2ª quinzena de junho - Coluna 45
(Próxima coluna: 03/07)
DE CAMA E MESA
Os desejos ávidos despencaram da cama. Espalharam-se pelo chão, ao lado das mágoas, sobre o tapete, em cima dos chinelos. Quando ela se levantou, desceu à cozinha, descalça, pos água a ferver para o café e voltou para cima. No banheiro, após a higiene matinal, pintou os olhos disfarçando a lágrima, vestiu um sorriso postiço; trocou-se entre as sombras do quarto e tornou à cozinha.
Passou o café e serviu-lhe à mesa o pão dormido, a manteiga rançosa, o café retinto, o açúcar empedrado, o leite vencido. A toalha de xadrez miúdo perdia a cor em cada lavada; o bordado que ela mesma fizera, para o enxoval, esbranquiçado e sem vida. Os azulejos esbanjavam uma gordura amarelada; a torneira, com um pano amarrado em torno – pra tentar esconder o defeito –, pingava.
Depois do primeiro cigarro do dia, colocou feijão de molho, lavou arroz, descascou batatas e limpou a louça do café. Abriu a geladeira: nada! Olhou para ele na vã esperança de que propusesse alguma coisa, dissesse algo que fizesse o dia valer a pena ou aquela penúria fizesse sentido.

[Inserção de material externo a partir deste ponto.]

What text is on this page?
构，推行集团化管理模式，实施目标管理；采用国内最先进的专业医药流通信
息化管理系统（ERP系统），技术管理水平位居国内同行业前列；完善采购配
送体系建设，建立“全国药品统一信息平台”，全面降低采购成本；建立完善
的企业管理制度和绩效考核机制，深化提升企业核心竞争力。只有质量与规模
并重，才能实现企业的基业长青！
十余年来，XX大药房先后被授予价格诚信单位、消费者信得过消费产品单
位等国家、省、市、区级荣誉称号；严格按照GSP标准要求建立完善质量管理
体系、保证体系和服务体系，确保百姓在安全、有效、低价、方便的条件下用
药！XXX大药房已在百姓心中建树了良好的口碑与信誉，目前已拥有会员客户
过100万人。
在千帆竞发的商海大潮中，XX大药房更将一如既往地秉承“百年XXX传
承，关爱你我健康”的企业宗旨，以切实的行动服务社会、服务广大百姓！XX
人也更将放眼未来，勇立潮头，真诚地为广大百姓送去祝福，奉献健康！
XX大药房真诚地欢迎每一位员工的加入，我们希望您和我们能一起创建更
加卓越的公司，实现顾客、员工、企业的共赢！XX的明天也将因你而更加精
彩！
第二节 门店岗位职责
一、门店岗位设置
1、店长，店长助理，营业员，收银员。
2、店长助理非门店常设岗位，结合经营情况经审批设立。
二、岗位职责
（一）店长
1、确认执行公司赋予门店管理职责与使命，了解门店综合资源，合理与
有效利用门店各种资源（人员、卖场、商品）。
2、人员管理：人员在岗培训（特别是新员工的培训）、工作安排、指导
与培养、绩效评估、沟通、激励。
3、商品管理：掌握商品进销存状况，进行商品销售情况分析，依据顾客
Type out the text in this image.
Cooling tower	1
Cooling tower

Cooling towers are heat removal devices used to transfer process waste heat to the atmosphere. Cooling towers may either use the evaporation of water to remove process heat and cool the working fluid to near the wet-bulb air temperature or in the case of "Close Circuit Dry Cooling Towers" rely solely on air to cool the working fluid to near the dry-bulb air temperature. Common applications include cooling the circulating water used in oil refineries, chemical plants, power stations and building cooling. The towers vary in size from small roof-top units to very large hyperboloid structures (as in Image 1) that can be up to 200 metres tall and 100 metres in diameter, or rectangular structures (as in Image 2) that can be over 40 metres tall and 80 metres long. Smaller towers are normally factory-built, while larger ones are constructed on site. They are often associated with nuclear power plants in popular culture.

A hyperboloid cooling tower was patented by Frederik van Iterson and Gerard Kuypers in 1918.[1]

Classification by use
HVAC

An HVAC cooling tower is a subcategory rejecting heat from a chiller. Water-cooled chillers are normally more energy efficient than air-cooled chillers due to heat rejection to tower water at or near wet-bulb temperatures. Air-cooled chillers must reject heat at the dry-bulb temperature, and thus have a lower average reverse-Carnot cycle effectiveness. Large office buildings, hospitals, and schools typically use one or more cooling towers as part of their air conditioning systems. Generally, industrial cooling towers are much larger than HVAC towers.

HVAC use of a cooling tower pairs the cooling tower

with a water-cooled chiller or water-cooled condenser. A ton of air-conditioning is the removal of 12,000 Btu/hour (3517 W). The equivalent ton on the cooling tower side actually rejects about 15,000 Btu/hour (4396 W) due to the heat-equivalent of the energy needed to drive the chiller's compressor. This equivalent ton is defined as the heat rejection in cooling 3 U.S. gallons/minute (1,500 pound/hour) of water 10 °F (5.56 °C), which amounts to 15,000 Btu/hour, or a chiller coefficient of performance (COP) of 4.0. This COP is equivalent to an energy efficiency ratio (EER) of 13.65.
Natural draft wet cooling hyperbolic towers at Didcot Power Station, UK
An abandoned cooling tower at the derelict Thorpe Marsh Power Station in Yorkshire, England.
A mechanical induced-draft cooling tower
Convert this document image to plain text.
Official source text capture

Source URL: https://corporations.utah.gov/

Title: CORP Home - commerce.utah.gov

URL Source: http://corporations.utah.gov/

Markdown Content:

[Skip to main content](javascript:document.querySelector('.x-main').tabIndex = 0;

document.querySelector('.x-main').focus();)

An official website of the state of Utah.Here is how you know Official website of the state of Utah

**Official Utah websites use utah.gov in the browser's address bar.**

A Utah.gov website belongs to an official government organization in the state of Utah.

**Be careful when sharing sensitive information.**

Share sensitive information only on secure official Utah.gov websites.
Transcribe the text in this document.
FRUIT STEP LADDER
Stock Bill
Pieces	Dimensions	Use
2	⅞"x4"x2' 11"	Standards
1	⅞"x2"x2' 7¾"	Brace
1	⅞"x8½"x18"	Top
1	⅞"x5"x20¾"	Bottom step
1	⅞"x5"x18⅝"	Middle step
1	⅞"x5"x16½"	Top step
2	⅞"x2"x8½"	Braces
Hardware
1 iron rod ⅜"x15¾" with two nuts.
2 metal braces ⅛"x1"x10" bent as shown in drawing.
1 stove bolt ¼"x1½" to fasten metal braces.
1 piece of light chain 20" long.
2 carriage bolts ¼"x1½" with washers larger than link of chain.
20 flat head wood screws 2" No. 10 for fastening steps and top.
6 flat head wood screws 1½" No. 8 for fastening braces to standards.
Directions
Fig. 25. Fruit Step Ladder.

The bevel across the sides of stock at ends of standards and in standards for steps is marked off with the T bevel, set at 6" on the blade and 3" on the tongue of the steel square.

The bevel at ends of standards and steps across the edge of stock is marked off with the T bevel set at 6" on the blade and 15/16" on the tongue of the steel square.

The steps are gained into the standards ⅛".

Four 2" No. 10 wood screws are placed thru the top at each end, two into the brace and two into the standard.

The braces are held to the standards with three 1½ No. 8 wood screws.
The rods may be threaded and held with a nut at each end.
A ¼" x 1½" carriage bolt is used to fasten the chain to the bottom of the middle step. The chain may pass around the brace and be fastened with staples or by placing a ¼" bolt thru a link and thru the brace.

Ele olhava o teto encardido da cozinha; a lâmpada pendurada exibindo fios envoltos em fita isolante. Bufava. Deu um suspiro, levantou-se e subiu as escadas.
Ela fixou o olhar pela janela embaçada, olhando o nada. Ouviu a porta da frente batendo. Quem sabe o vento?
Fez o almoço, como de costume. Pratos e talheres no lugar, água fervida na garrafa trincada.
Sentou e esperou.
Tarde da noite, o sono a alcançou. Subiu e viu aquele corpo sem vida estendido ao lado dos desejos desmaiados, caídos na noite anterior. Um sorriso de escárnio escorria pelo canto da boca.
Ela sabia que ele não ia acordar. Então calçou os chinelos e decidiu dormir ao seu lado. Nas mãos os desejos pálidos despencados, a cabeça sobre o tapete.
As moscas em banquete à mesa posta na cozinha.